Savvy investors in the heartland have been always aware of this, but there are signs that coastal capital is catching on. Kleiner Perkins and Khosla Ventures certainly understand this (read about Bioconsortia’s $15M Series B, for example), and incubators like Y Combinator and 500 Startups have made some investments as well.
Finally, the recent launch of crowd funding platform AgFunder has opened the gates of the agriculture market to independent investors everywhere. Introducing this sector to widely distributed investors enables the mechanics of startup finance to finally stimulate the rapid iteration, high value competition and ready access to growth capital that other sectors have enjoyed since the 1990's.
With all of this in mind, I’m launching FarmCap, a news resource for innovators and investors to stay on top of agricultural technology and capital.
Tomorrow we begin with a Q & A with Rob Leclerc, founder and CEO of AgFunder. What is most exciting about someone like Rob Leclerc is not his investment pedigree or the way he’s seizing this market opportunity before others, but the fact that he knows the raw science behind many of these ventures better than most.

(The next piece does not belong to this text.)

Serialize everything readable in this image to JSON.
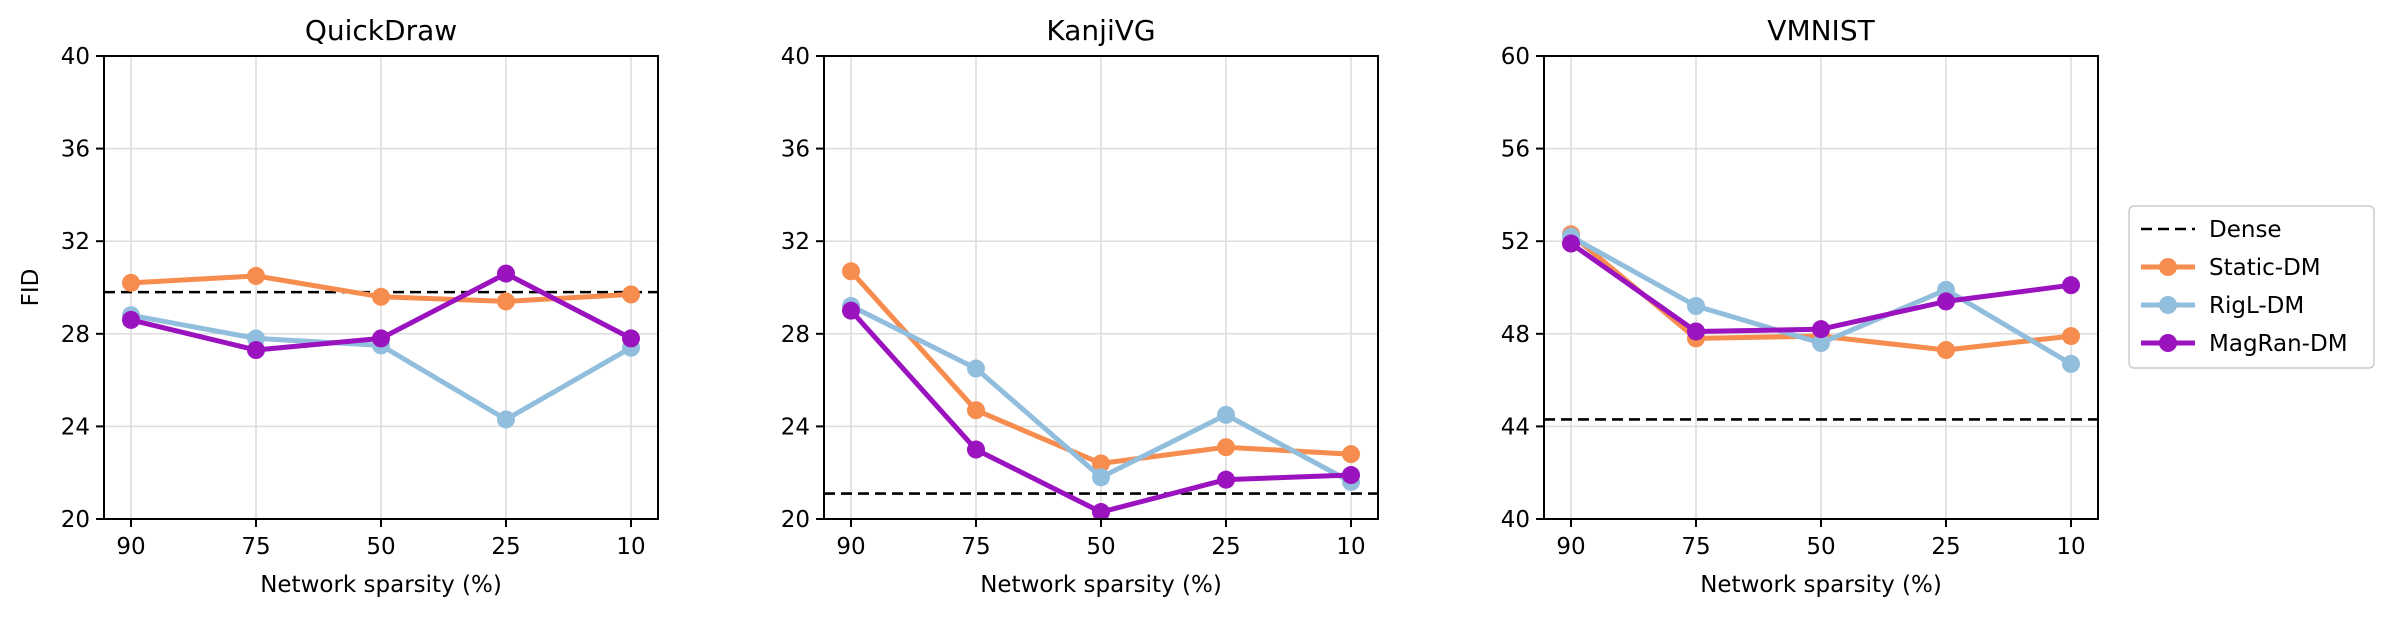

With a PhD in Computational Biology and years of VC experience, his insights into the future of agtech are worth paying attention to.
A couple of key changes in the 5 years since this was posted:
First, I scrapped the launch of “a news resource for innovators and investors to stay on top of agricultural technology and capital,” which was originally mentioned here. Nobody was covering this sector effectively at the time. Fortunately, AgFunder News quickly became a credible non-stop news source, and is now the go-to source for industry updates. Their emails are required reading for anyone investing in food and agriculture.
Secondly, I now have investments in Agfunder and their funds. AgFunder has been a major catalyst in funding for agtech, and their portfolio companies are leading the way to a more sustainable and profitable future.
Also, nothing has really changed.
All politics aside, the United Nations Special Report on the Ocean and Cryosphere in a Changing Climate, the U.S. Department of Defense Security Implications survey, and countless other scientific and industrial studies have continually reaffirmed what we have known about ocean acidification, declining water resources, and increasing threats to food security. Our need to innovate has never been more urgent.